Brasil se prepara para um ano forte nas exportações de algodão em 2026
Brasil dispõe de capacidade portuária suficiente para sustentar volumes

Na primeira reunião bimestral de 2026, realizada na última semana, a Associação Nacional dos Exportadores de algodão (Anea) consolidou os números finais de 2025 e divulgou as primeiras projeções para 2026. No ano-calendário de 2025 (janeiro a dezembro), as exportações brasileiras de algodão totalizaram 3,027 milhões de toneladas (1,495 milhão no primeiro semestre e 1,532 milhão no segundo), com consumo doméstico estimado em 730 mil toneladas. Para 2026, a expectativa é de que as exportações alcancem 1,575 milhão de toneladas de pluma no primeiro semestre e 1,650 milhão no segundo.
Segundo a Anea, o Brasil dispõe de capacidade portuária suficiente para sustentar esses volumes, especialmente a partir de julho, período em que, por ser safra do Hemisfério Sul, o país se torna mais competitivo. A entidade também destaca que o país reúne condições logísticas para ampliar os embarques no segundo semestre, apesar de gargalos pontuais, como desafios operacionais no Porto de Santos.
DESEMPRENHO DA SAFRA
Em relação à produção, a Anea conclui que a safra 2024/2025 fechou em 4,26 milhões de toneladas, o maior volume da história recente, em linha com os números divulgados pela Associação Brasileira dos Produtores de Algodão (Abrapa).
Para a safra recém-plantada 2025/2026, a associação projeta produção de 3,873 milhões de toneladas, uma redução aproximada de 9% frente ao ciclo recorde anterior. A queda é influenciada por um ambiente de preços mais baixos, menor margem para o produtor, pelo estágio final do plantio e por preocupações climáticas específicas, especialmente o excesso de chuvas no Mato Grosso neste momento.
ESTOQUE DE PASSAGEM
O estoque de passagem — volume disponível ao final do ano-calendário após deduzidas as exportações, o consumo interno e outras saídas — totalizou 2,899 milhões de toneladas em dezembro de 2025, cerca de 21% acima do registrado no ano anterior. Para dezembro de 2026, a projeção é de redução para 2,817 milhões de toneladas.
De acordo com o presidente da Anea, Dawid Wajs, esse aumento é natural diante do crescimento da safra e não reflete enfraquecimento estrutural da demanda, mas ajustes temporários de competitividade ao longo do ano. Em um contexto de maiores volumes mensais exportados, estoques mais robustos ajudam a garantir a oferta de algodão brasileiro ao longo de todo o ano.

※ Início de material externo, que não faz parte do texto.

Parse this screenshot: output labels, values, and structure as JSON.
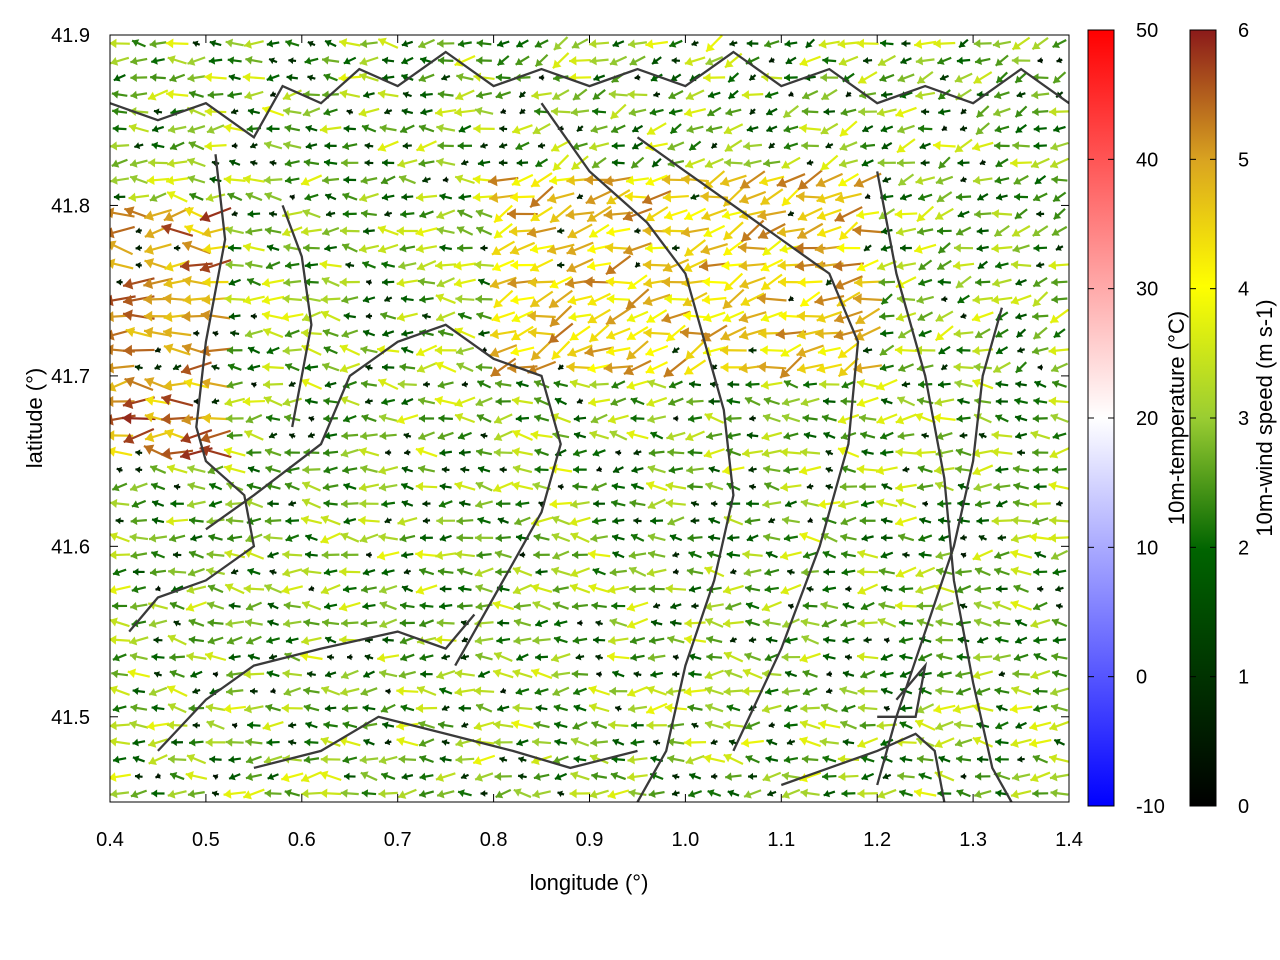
{
  "chart_data": {
    "type": "quiver",
    "xlabel": "longitude (°)",
    "ylabel": "latitude (°)",
    "xlim": [
      0.4,
      1.4
    ],
    "ylim": [
      41.45,
      41.9
    ],
    "xticks": [
      "0.4",
      "0.5",
      "0.6",
      "0.7",
      "0.8",
      "0.9",
      "1.0",
      "1.1",
      "1.2",
      "1.3",
      "1.4"
    ],
    "yticks": [
      "41.5",
      "41.6",
      "41.7",
      "41.8",
      "41.9"
    ],
    "grid": false,
    "arrow_spacing_deg": [
      0.02,
      0.01
    ],
    "wind_speed_colorbar": {
      "label": "10m-wind speed (m s-1)",
      "range": [
        0,
        6
      ],
      "ticks": [
        "0",
        "1",
        "2",
        "3",
        "4",
        "5",
        "6"
      ],
      "colors": [
        "#000000",
        "#006400",
        "#9acd32",
        "#ffff00",
        "#daa520",
        "#a0522d",
        "#8b1a1a"
      ]
    },
    "temperature_colorbar": {
      "label": "10m-temperature (°C)",
      "range": [
        -10,
        50
      ],
      "ticks": [
        "-10",
        "0",
        "10",
        "20",
        "30",
        "40",
        "50"
      ],
      "colors": [
        "#0000ff",
        "#ffffff",
        "#ff0000"
      ]
    },
    "dominant_wind_direction": "westward",
    "strong_wind_regions": [
      {
        "lon": [
          0.4,
          0.52
        ],
        "lat": [
          41.65,
          41.8
        ],
        "speed_ms": 5.5
      },
      {
        "lon": [
          0.8,
          1.2
        ],
        "lat": [
          41.7,
          41.82
        ],
        "speed_ms": 5.0
      }
    ],
    "boundary_lines": [
      [
        [
          0.4,
          41.86
        ],
        [
          0.45,
          41.85
        ],
        [
          0.5,
          41.86
        ],
        [
          0.55,
          41.84
        ],
        [
          0.58,
          41.87
        ],
        [
          0.62,
          41.86
        ],
        [
          0.66,
          41.88
        ],
        [
          0.7,
          41.87
        ],
        [
          0.75,
          41.89
        ],
        [
          0.8,
          41.87
        ],
        [
          0.85,
          41.88
        ],
        [
          0.9,
          41.87
        ],
        [
          0.95,
          41.88
        ],
        [
          1.0,
          41.87
        ],
        [
          1.05,
          41.89
        ],
        [
          1.1,
          41.87
        ],
        [
          1.15,
          41.88
        ],
        [
          1.2,
          41.86
        ],
        [
          1.25,
          41.87
        ],
        [
          1.3,
          41.86
        ],
        [
          1.35,
          41.88
        ],
        [
          1.4,
          41.86
        ]
      ],
      [
        [
          0.51,
          41.83
        ],
        [
          0.52,
          41.78
        ],
        [
          0.5,
          41.72
        ],
        [
          0.49,
          41.67
        ],
        [
          0.5,
          41.65
        ],
        [
          0.54,
          41.63
        ],
        [
          0.55,
          41.6
        ],
        [
          0.5,
          41.58
        ],
        [
          0.45,
          41.57
        ],
        [
          0.42,
          41.55
        ]
      ],
      [
        [
          0.58,
          41.8
        ],
        [
          0.6,
          41.77
        ],
        [
          0.61,
          41.73
        ],
        [
          0.6,
          41.7
        ],
        [
          0.59,
          41.67
        ]
      ],
      [
        [
          0.5,
          41.61
        ],
        [
          0.55,
          41.63
        ],
        [
          0.62,
          41.66
        ],
        [
          0.65,
          41.7
        ],
        [
          0.7,
          41.72
        ],
        [
          0.75,
          41.73
        ],
        [
          0.8,
          41.71
        ],
        [
          0.85,
          41.7
        ],
        [
          0.87,
          41.66
        ],
        [
          0.85,
          41.62
        ],
        [
          0.82,
          41.59
        ],
        [
          0.8,
          41.57
        ],
        [
          0.78,
          41.55
        ],
        [
          0.76,
          41.53
        ]
      ],
      [
        [
          0.45,
          41.48
        ],
        [
          0.5,
          41.51
        ],
        [
          0.55,
          41.53
        ],
        [
          0.62,
          41.54
        ],
        [
          0.7,
          41.55
        ],
        [
          0.75,
          41.54
        ],
        [
          0.78,
          41.56
        ]
      ],
      [
        [
          0.55,
          41.47
        ],
        [
          0.62,
          41.48
        ],
        [
          0.68,
          41.5
        ],
        [
          0.75,
          41.49
        ],
        [
          0.82,
          41.48
        ],
        [
          0.88,
          41.47
        ],
        [
          0.95,
          41.48
        ]
      ],
      [
        [
          0.85,
          41.86
        ],
        [
          0.9,
          41.82
        ],
        [
          0.96,
          41.79
        ],
        [
          1.0,
          41.76
        ],
        [
          1.02,
          41.72
        ],
        [
          1.04,
          41.68
        ],
        [
          1.05,
          41.63
        ],
        [
          1.03,
          41.58
        ],
        [
          1.0,
          41.53
        ],
        [
          0.98,
          41.48
        ],
        [
          0.95,
          41.45
        ]
      ],
      [
        [
          0.95,
          41.84
        ],
        [
          1.0,
          41.82
        ],
        [
          1.05,
          41.8
        ],
        [
          1.1,
          41.78
        ],
        [
          1.15,
          41.76
        ],
        [
          1.18,
          41.72
        ],
        [
          1.17,
          41.66
        ],
        [
          1.14,
          41.6
        ],
        [
          1.1,
          41.54
        ],
        [
          1.05,
          41.48
        ]
      ],
      [
        [
          1.2,
          41.82
        ],
        [
          1.22,
          41.76
        ],
        [
          1.25,
          41.7
        ],
        [
          1.27,
          41.64
        ],
        [
          1.28,
          41.58
        ],
        [
          1.3,
          41.52
        ],
        [
          1.32,
          41.47
        ],
        [
          1.34,
          41.45
        ]
      ],
      [
        [
          1.33,
          41.74
        ],
        [
          1.31,
          41.7
        ],
        [
          1.3,
          41.65
        ],
        [
          1.28,
          41.6
        ],
        [
          1.25,
          41.55
        ],
        [
          1.22,
          41.5
        ],
        [
          1.2,
          41.46
        ]
      ],
      [
        [
          1.27,
          41.45
        ],
        [
          1.26,
          41.48
        ],
        [
          1.24,
          41.49
        ],
        [
          1.2,
          41.48
        ],
        [
          1.15,
          41.47
        ],
        [
          1.1,
          41.46
        ]
      ],
      [
        [
          1.22,
          41.51
        ],
        [
          1.25,
          41.53
        ],
        [
          1.24,
          41.5
        ],
        [
          1.2,
          41.5
        ]
      ]
    ]
  }
}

“No primeiro semestre, o Brasil normalmente perde um pouco de competitividade para a safra do Hemisfério Norte. Ainda assim, registramos leve incremento nas exportações em relação ao ciclo anterior”, avalia.
DEMANDA INTERNA
O consumo doméstico em 2026 deve permanecer em 730 mil toneladas. No entanto, a entidade destaca o compromisso conjunto de produtores e da indústria têxtil nacional, representados pela Abrapa e pela Abit, de ampliar a agregação de valor no país, com meta de alcançar 1 milhão de toneladas no curto e médio prazo. “Para 2027, já vislumbramos a possibilidade de 740 mil toneladas serem destinadas às nossas fiações, malharias e tecelagens”, finaliza.
MISSÃO À ÍNDIA
Desde a última terça-feira (17), e até o dia 28 de fevereiro, a Anea estará representada na missão do programa Cotton Brazil à Índia, que acontece em sincronia com a missão da Presidência da República ao País. Na agenda da comitiva, que inclui produtores e exportadores, estão previstas visitas às fiações locais, além do Cotton Brazil Outlook índia, formato de interação consolidado do Cotton Brazil, no qual produtores e exportadores apresentam das vantagens competitivas da fibra nacional. O Cotton Brazil é o programa de promoção internacional do algodão Brasileiro, que reúne Anea, Abrapa e ApexBrasil.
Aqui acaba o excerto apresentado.